Screenwriter Interviews

MovieBytes Interview:
Screenwriter Randy Gross

An interview with screenwriter Randy Gross regarding the Asbury Park Music Writing Competition.

Q: What's the title of the script you entered in this contest, and what's it about?

A: The Obligatory. It’s a film-within-a-film romcom centering on efforts by two amateur filmmakers, Mitch Jimson and his friend C-Track, to create a film noir that’s set in China during the Olympics. With casting in place (Mitch as the detective, and his new love interest, Monica Veronica, in the lead role of “The Gymnast Who Showed Cleavage”), they ask family friend (and Elvis impersonator) Jon Calamine to help secure financing. After some struggles – and the realization that budget constraints will force them to film in Chinatown instead of Beijing - they find a money man in the person of Leo Rinky, the quirky owner of the Prince Albert Meats company. The movie gets filmed, and all seems right in their world – until suddenly, at the private screening, Mr. Rinky demands that they add an “obligatory” Christmas scene.

Q: What made you enter this particular contest? Have you entered any other contests with this script? If so, how did you do?

A: One of the two primary settings for the story is Asbury Park, so of course it seemed like a natural fit for the festival. And I'd say it worked out pretty well for me.

The script finished high in two previous competitions:

It finished as a Quarter-finalist in the January 2015 Writemovies International 37 Screenwriting Contest, and also was a Finalist in 2012’s Kuzmacinema Feature Script Competition in Moscow.

Q: Were you satisfied with the administration of the contest? Did they meet their deadlines? Did you receive all the awards that were promised?

A: Yes, very satisfied. Everything was communicated and conveyed in a timely fashion, and they couldn’t have treated me and my family any better. The whole festival experience was thoroughly enjoyable, and Asbury Park is such a cool beach town to visit. Plus the organizers are continuing to work to find industry contacts for me, so I’m hopeful that only bigger and better things lay ahead for both me and my script.

Q: How long did it take you to write the script? Did you write an outline beforehand? How many drafts did you write?

A: Yes, I started with an outline (I always do) and the initial draft probably took about six months. But since then I’ve probably revised and re-edited the entire screenplay three or four times – most recently, just before entering the Asbury Park festival.

Q: What kind of software did you use to write the script, if any? What other kinds of writing software do you use?

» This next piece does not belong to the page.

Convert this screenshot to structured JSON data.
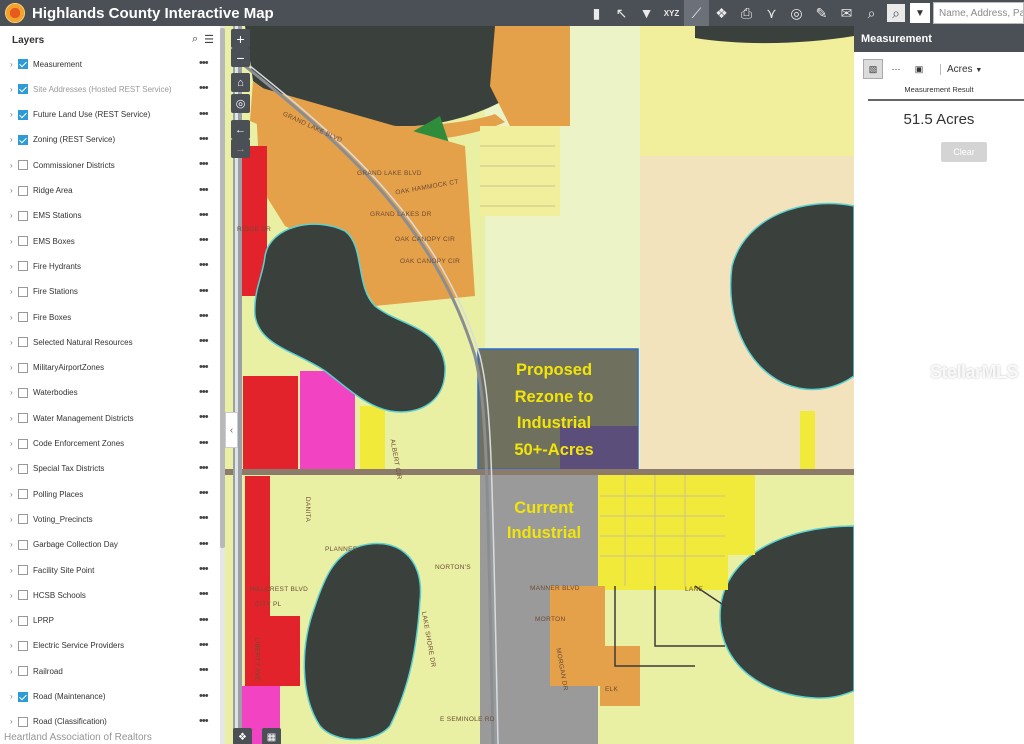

A: Final Draft for the initial draft. But recently I’ve found it easier to just write things using regular Microsoft Word.

Q: Do you write every day? How many hours per day?

A: I make it a habit to write for a minimum of 30 minutes every day – but strive to do more than that, of course. And my daily self-marketing efforts probably take up more than double that amount of time.

Q: Do you ever get writer's block? If so, how do you deal with that?

A: I don’t think I’ve experienced full-blown paralyzing writer’s block in about 15 or 20 years now – and I think I owe that to my career in advertising (and radio advertising in particular) which has forced me to write – and write fast – every single day.

Q: What's your background? Have you written any other screenplays or television scripts?

A: To date, my primary area of success has been in playwriting – with plays of varying length having been staged now in 12 U.S. states, and also Sydney, Australia. But I also have four other feature-length screenplays that I’m trying to market, and I’ve written several TV pilot scripts – one of which, "Not My Grandfather’s Ears," received a one-year option after finishing as a finalist in 2012’s Search For America’s Newest Comedy Writer (conducted by the ANA Alliance for Family Entertainment).

Q: Do you live in Los Angeles? If not, do you have any plans to move there?

A: No, I live in Pennsylvania. I would rather not uproot my family right now, but if I did, I’d probably be more inclined to relocate to New York.

Q: What's next? Are you working on a new script?

A: Yes, I have a new feature screenplay already outlined and ready to be written. First I need to put the finishing touches on a full-length play that will be debuting Off Broadway in October … plus a One Act premiering in Maryland in September. But after I put those two projects to bed, it’ll be full steam ahead again with my screenwriting.